Проведя это расследование, я уже не испытывала затруднений в поиске ответов на свои собственные вопросы: почему критики и книжные обозреватели такие ограниченные, такие личностно ориентированные, такие недалекие? Почему они всегда все подвергают мелкому дроблению, все преуменьшают, почему их так завораживают детали и до такой степени не интересует целое? Почему сама их интерпретация слова «критика» предполагает вечное выискивание промахов и недостатков? Почему они всегда считают, что произведения разных писателей вступают друг с другом в конфликт, а не дополняют друг друга?.. Все очень просто: так их обучили думать. А тот драгоценный человек, который понимает, что вы делаете, каковы ваши цели, который может предложить вам и хороший совет, и подлинную критику, почти всегда является кем-то как раз находящимся вне литературных механизмов, даже вне университетской системы; это может быть студент, который только начинает учиться и который все еще влюблен в литературу, или, возможно, просто вдумчивый человек, который много читает, и делает это, повинуясь одному лишь своему природному чутью.

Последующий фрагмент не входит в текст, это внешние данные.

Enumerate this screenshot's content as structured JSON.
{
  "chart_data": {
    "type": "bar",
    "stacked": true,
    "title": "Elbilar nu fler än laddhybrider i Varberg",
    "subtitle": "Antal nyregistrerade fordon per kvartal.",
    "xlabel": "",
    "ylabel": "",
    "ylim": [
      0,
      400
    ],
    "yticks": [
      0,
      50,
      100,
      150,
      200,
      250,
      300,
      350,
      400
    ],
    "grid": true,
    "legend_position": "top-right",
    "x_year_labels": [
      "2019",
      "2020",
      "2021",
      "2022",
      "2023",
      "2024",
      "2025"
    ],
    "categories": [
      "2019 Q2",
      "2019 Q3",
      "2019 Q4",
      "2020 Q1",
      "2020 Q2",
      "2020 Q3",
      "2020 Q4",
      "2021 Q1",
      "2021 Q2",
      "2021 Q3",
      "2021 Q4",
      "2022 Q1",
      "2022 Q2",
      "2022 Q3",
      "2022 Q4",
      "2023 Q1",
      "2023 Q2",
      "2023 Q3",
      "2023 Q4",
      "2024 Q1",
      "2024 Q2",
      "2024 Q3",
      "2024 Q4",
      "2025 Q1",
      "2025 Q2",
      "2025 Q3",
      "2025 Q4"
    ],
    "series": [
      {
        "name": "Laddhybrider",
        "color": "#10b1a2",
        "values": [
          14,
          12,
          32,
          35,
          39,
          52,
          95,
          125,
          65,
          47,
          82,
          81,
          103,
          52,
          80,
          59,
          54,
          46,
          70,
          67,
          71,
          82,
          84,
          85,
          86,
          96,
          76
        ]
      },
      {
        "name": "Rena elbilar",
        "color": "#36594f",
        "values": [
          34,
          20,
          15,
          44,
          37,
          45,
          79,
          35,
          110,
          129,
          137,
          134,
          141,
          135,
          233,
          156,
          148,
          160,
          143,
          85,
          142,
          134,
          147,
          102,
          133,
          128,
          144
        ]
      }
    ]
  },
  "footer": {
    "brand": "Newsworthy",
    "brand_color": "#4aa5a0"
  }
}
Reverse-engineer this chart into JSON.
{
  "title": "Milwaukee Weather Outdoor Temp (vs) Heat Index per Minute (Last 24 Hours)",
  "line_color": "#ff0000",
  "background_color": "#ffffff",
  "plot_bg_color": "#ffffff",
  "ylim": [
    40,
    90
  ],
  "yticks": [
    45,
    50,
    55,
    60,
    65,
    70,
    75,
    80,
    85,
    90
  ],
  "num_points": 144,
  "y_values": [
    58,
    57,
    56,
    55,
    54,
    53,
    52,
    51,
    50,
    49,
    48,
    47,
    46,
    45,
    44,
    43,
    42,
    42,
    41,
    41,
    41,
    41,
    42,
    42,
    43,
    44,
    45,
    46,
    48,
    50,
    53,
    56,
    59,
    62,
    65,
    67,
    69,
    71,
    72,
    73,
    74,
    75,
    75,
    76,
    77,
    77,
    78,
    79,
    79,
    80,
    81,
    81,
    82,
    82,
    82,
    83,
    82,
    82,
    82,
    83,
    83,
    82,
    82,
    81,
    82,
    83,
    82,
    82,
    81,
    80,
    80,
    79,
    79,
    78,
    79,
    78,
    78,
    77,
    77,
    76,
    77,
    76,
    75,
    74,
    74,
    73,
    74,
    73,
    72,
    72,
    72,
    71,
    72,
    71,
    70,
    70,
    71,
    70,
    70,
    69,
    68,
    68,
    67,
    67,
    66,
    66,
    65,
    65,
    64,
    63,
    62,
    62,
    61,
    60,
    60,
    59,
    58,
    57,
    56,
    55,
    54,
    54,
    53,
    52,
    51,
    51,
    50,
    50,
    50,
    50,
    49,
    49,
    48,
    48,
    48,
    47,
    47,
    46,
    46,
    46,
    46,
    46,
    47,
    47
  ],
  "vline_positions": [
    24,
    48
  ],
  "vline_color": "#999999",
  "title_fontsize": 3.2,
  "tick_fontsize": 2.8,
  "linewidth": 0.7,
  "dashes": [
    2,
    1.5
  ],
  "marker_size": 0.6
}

Тем студентам, которым предстоит год или два писать исследование об одной книге, я говорю: «Есть только один способ читать книги, а именно — надо ходить по библиотекам и книжным лавкам и пролистывать множество книг, выбирая из них те, которые вас привлекают, и читать надо только их, бросая их, когда вы почувствуете скуку, перескакивая через те части, которые покажутся вам затянутыми, — и никогда, никогда не читайте книг из ложного чувства долга, или из-за того, что они принадлежат какому-то течению или направлению. Помните о том, что книга, которая кажется вам скучной в двадцать или тридцать лет, откроет для вас свои двери, когда вам будет сорок или пятьдесят, — и наоборот. Не читайте книгу, если ее время для вас еще не настало. Помните о том, что на все то количество книг, которые были напечатаны, приходится столько же книг, которые так и не дошли до печати, которые никогда не были написаны, — даже сейчас, в эпоху принудительного почитания печатного слова, история и даже социальная этика преподаются при помощи устных рассказов, а люди, которых выдрессировали для мышления только с учетом того, что было написано (а, к сожалению, почти вся продукция нашей образовательной системы ни на что большее и не способна), не видят того, что находится прямо у них перед глазами. Например, настоящая история Африки все еще находится в ведении чернокожих сказителей и мудрецов, чернокожих историков, знахарей: это устная история, до сих пор тщательно уберегаемая от белого человека с его хищническими замашками. Повсюду, если вы сохраните открытость своего разума, вы обнаружите правду в тех словах, которые никогда не были записаны. Поэтому никогда не позволяйте печатному листу повелевать вами. А прежде всего, вы должны понять, что тот факт, что вам нужно провести год или два, занимаясь одной книгой, или одним автором, означает, что вас плохо учат: вас должны были научить идти в процессе чтения книг своим собственным путем, от одной вызывающей вашу симпатию книги к другой, вы должны были научиться следовать велениям собственной интуиции, подсказывающей вам, в чем вы нуждаетесь, — вот что вам следовало развивать в себе, а вовсе не навык цитировать других людей».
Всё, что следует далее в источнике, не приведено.